Single by Lucky Millinder and His Orchestra, Wynonie Harris
- B-side: "Shipyard Social Function"
- Released: 1945
- Genre: big band
- Length: 2:57
- Label: Decca
- Songwriters: Eddie DeLange; Johnny Brooks;

= Who Threw the Whiskey in the Well =

1945 big band song by Eddie DeLange and Johnny Brooks

"Who Threw the Whiskey in the Well" is a 1945 song performed by Lucky Millinder and His Orchestra. With Wynonie Harris on vocals, "Who Threw the Whiskey in the Well" became Millinder's most successful release on both the pop and R&B charts. The song went to number one on the R&B Jukebox chart and number seven on the pop chart. Louis Prima recorded a version soon after.

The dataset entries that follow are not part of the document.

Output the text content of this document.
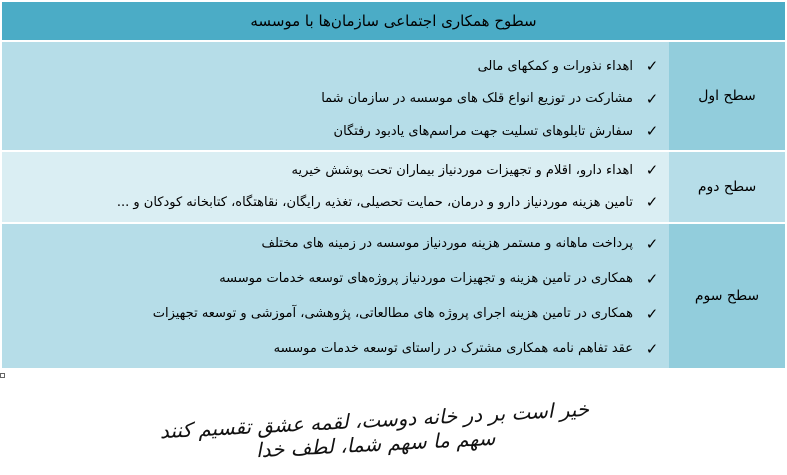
سطوح همکاری اجتماعی سازمان‌ها با موسسه
سطح اول
✓
اهداء نذورات و کمکهای مالی
✓
مشارکت در توزیع انواع قلک های موسسه در سازمان شما
✓
سفارش تابلوهای تسلیت جهت مراسم‌های یادبود رفتگان
سطح دوم
✓
اهداء دارو، اقلام و تجهیزات موردنیاز بیماران تحت پوشش خیریه
✓
تامین هزینه موردنیاز دارو و درمان، حمایت تحصیلی، تغذیه رایگان، نقاهتگاه، کتابخانه کودکان و ...
سطح سوم
✓
پرداخت ماهانه و مستمر هزینه موردنیاز موسسه در زمینه های مختلف
✓
همکاری در تامین هزینه و تجهیزات موردنیاز پروژه‌های توسعه خدمات موسسه
✓
همکاری در تامین هزینه اجرای پروژه های مطالعاتی، پژوهشی، آموزشی و توسعه تجهیزات
✓
عقد تفاهم نامه همکاری مشترک در راستای توسعه خدمات موسسه
خیر است بر در خانه دوست، لقمه عشق تقسیم کنند سهم ما سهم شما، لطف خدا
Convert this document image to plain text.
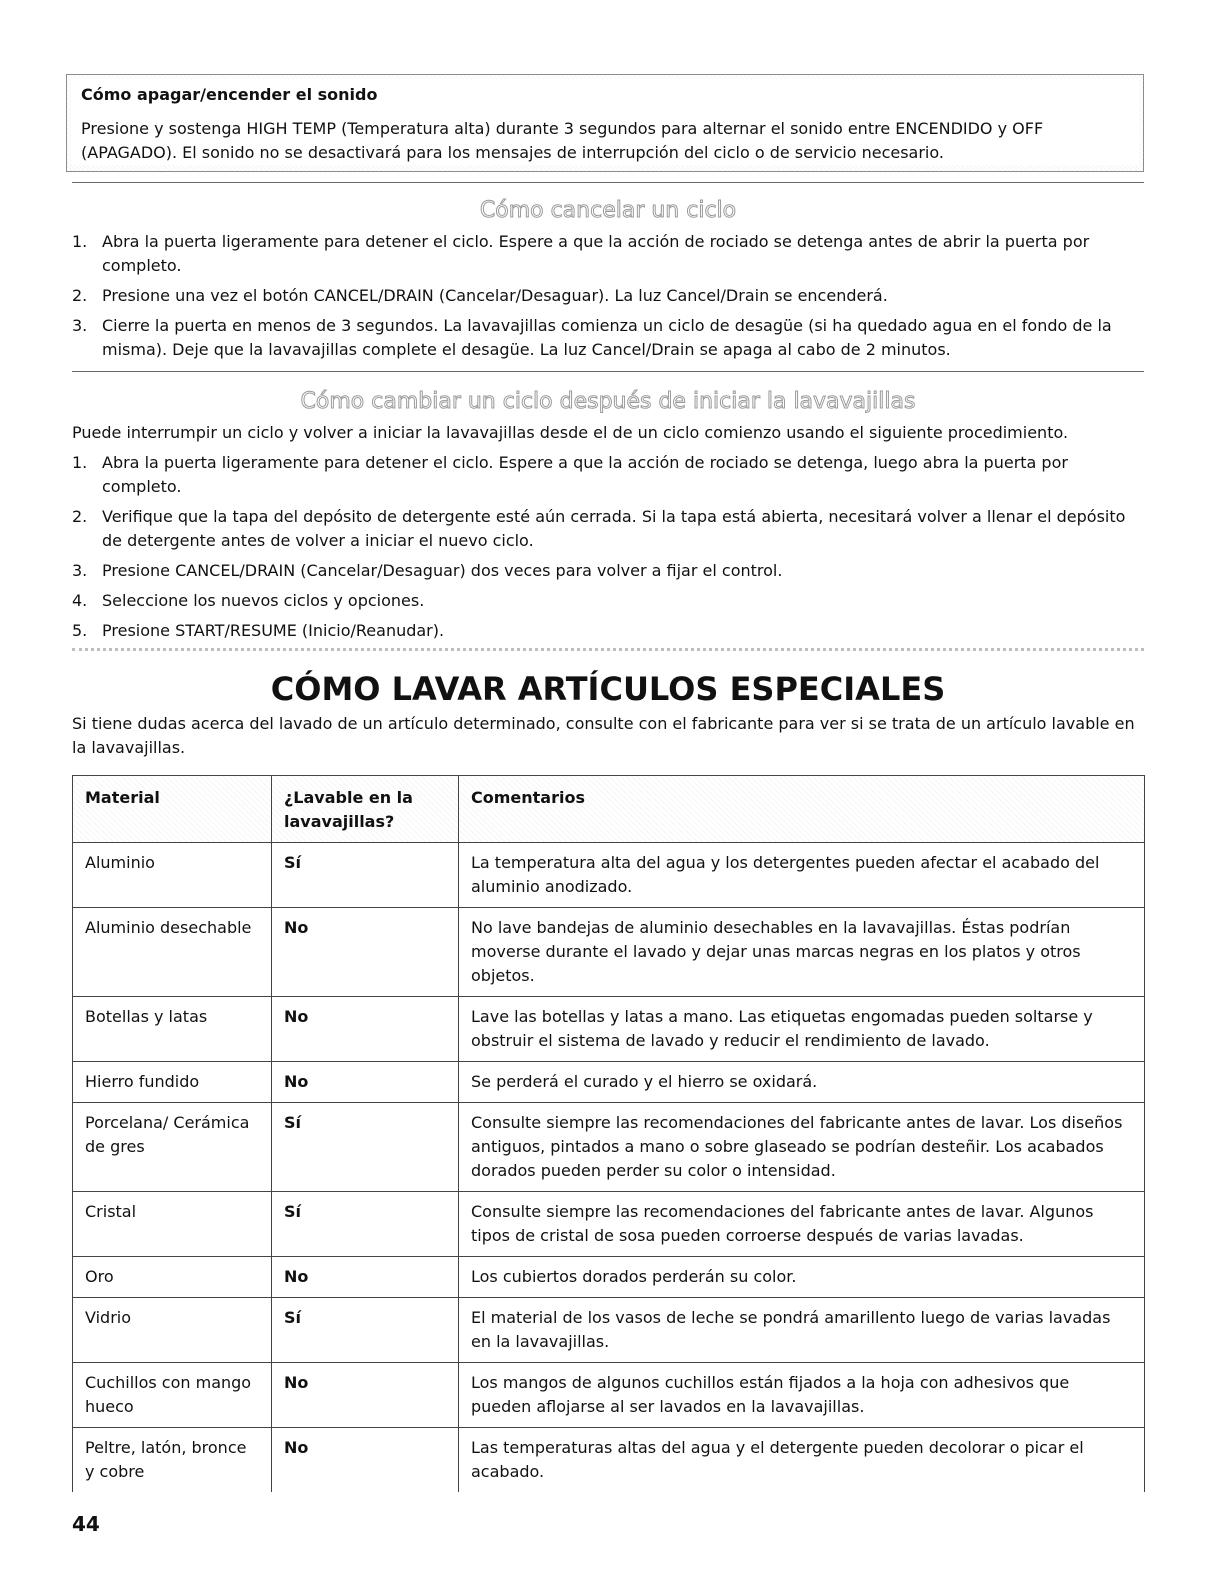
Cómo apagar/encender el sonido
Presione y sostenga HIGH TEMP (Temperatura alta) durante 3 segundos para alternar el sonido entre ENCENDIDO y OFF (APAGADO). El sonido no se desactivará para los mensajes de interrupción del ciclo o de servicio necesario.
Cómo cancelar un ciclo
1. Abra la puerta ligeramente para detener el ciclo. Espere a que la acción de rociado se detenga antes de abrir la puerta por completo.
2. Presione una vez el botón CANCEL/DRAIN (Cancelar/Desaguar). La luz Cancel/Drain se encenderá.
3. Cierre la puerta en menos de 3 segundos. La lavavajillas comienza un ciclo de desagüe (si ha quedado agua en el fondo de la misma). Deje que la lavavajillas complete el desagüe. La luz Cancel/Drain se apaga al cabo de 2 minutos.
Cómo cambiar un ciclo después de iniciar la lavavajillas
Puede interrumpir un ciclo y volver a iniciar la lavavajillas desde el de un ciclo comienzo usando el siguiente procedimiento.
1. Abra la puerta ligeramente para detener el ciclo. Espere a que la acción de rociado se detenga, luego abra la puerta por completo.
2. Verifique que la tapa del depósito de detergente esté aún cerrada. Si la tapa está abierta, necesitará volver a llenar el depósito de detergente antes de volver a iniciar el nuevo ciclo.
3. Presione CANCEL/DRAIN (Cancelar/Desaguar) dos veces para volver a fijar el control.
4. Seleccione los nuevos ciclos y opciones.
5. Presione START/RESUME (Inicio/Reanudar).
CÓMO LAVAR ARTÍCULOS ESPECIALES
Si tiene dudas acerca del lavado de un artículo determinado, consulte con el fabricante para ver si se trata de un artículo lavable en la lavavajillas.
Material	¿Lavable en la lavavajillas?	Comentarios
Aluminio	Sí	La temperatura alta del agua y los detergentes pueden afectar el acabado del aluminio anodizado.
Aluminio desechable	No	No lave bandejas de aluminio desechables en la lavavajillas. Éstas podrían moverse durante el lavado y dejar unas marcas negras en los platos y otros objetos.
Botellas y latas	No	Lave las botellas y latas a mano. Las etiquetas engomadas pueden soltarse y obstruir el sistema de lavado y reducir el rendimiento de lavado.
Hierro fundido	No	Se perderá el curado y el hierro se oxidará.
Porcelana/ Cerámica de gres	Sí	Consulte siempre las recomendaciones del fabricante antes de lavar. Los diseños antiguos, pintados a mano o sobre glaseado se podrían desteñir. Los acabados dorados pueden perder su color o intensidad.
Cristal	Sí	Consulte siempre las recomendaciones del fabricante antes de lavar. Algunos tipos de cristal de sosa pueden corroerse después de varias lavadas.
Oro	No	Los cubiertos dorados perderán su color.
Vidrio	Sí	El material de los vasos de leche se pondrá amarillento luego de varias lavadas en la lavavajillas.
Cuchillos con mango hueco	No	Los mangos de algunos cuchillos están fijados a la hoja con adhesivos que pueden aflojarse al ser lavados en la lavavajillas.
Peltre, latón, bronce y cobre	No	Las temperaturas altas del agua y el detergente pueden decolorar o picar el acabado.
44
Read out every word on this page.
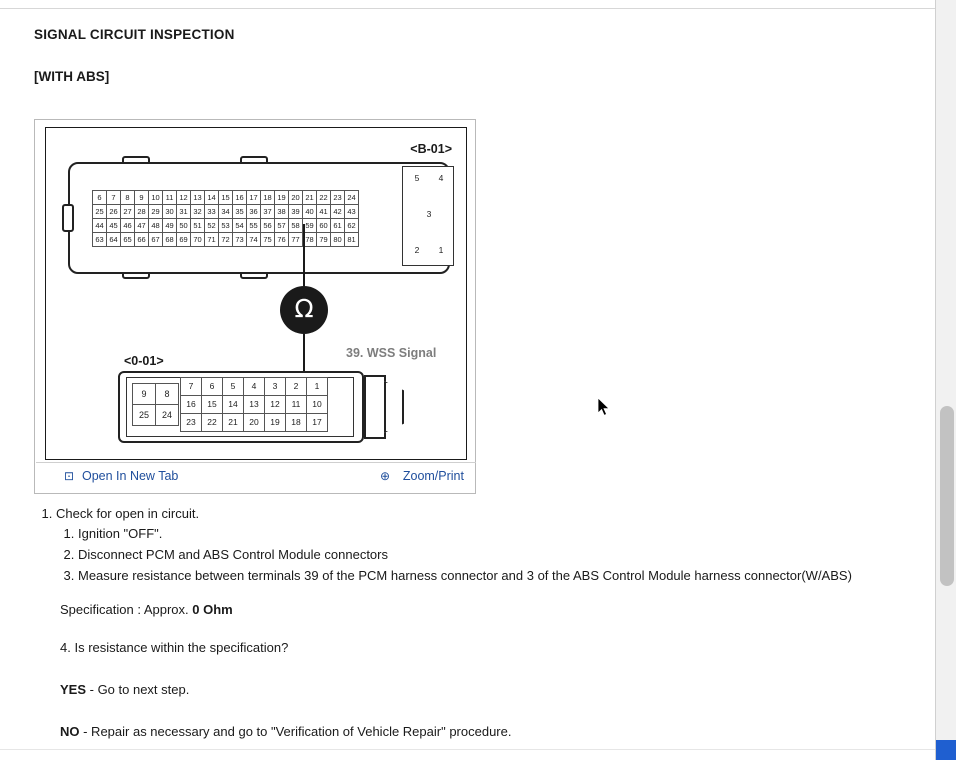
SIGNAL CIRCUIT INSPECTION
[WITH ABS]
<B-01>
6	7	8	9	10	11	12	13	14	15	16	17	18	19	20	21	22	23	24
25	26	27	28	29	30	31	32	33	34	35	36	37	38	39	40	41	42	43
44	45	46	47	48	49	50	51	52	53	54	55	56	57	58	59	60	61	62
63	64	65	66	67	68	69	70	71	72	73	74	75	76	77	78	79	80	81
5	4
3
2	1
Ω
39. WSS Signal
<0-01>
9	8
25	24
7	6	5	4	3	2	1
16	15	14	13	12	11	10
23	22	21	20	19	18	17
⊡ Open In New Tab	⊕ Zoom/Print
1. Check for open in circuit.
1. Ignition "OFF".
2. Disconnect PCM and ABS Control Module connectors
3. Measure resistance between terminals 39 of the PCM harness connector and 3 of the ABS Control Module harness connector(W/ABS)
Specification : Approx. 0 Ohm
4. Is resistance within the specification?
YES - Go to next step.
NO - Repair as necessary and go to "Verification of Vehicle Repair" procedure.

On December 19, 1945, Bull Moose Jackson recorded an answer-song to "Who Threw the Whiskey in the Well"; "I Know Who Threw the Whiskey In the Well" was recorded in New York, for the Queen label (Queen #4116) with (part of) the Lucky Millinder Band musicians. These included Harold "Money" Johnson (trumpet), Bernie Peacock (alto saxophone), Clarence "Bullmoose" Jackson, and Sam "The Man" Taylor (tenor saxophone), Sir Charles Thompson (piano), Bernard Mackey (guitar), Beverly Peer (bass), and Dave "Panama" Francis (drums).

==Popular culture==
- A snippet of this recording is heard at the end of the song "Amazing" from Aerosmith's album Get a Grip.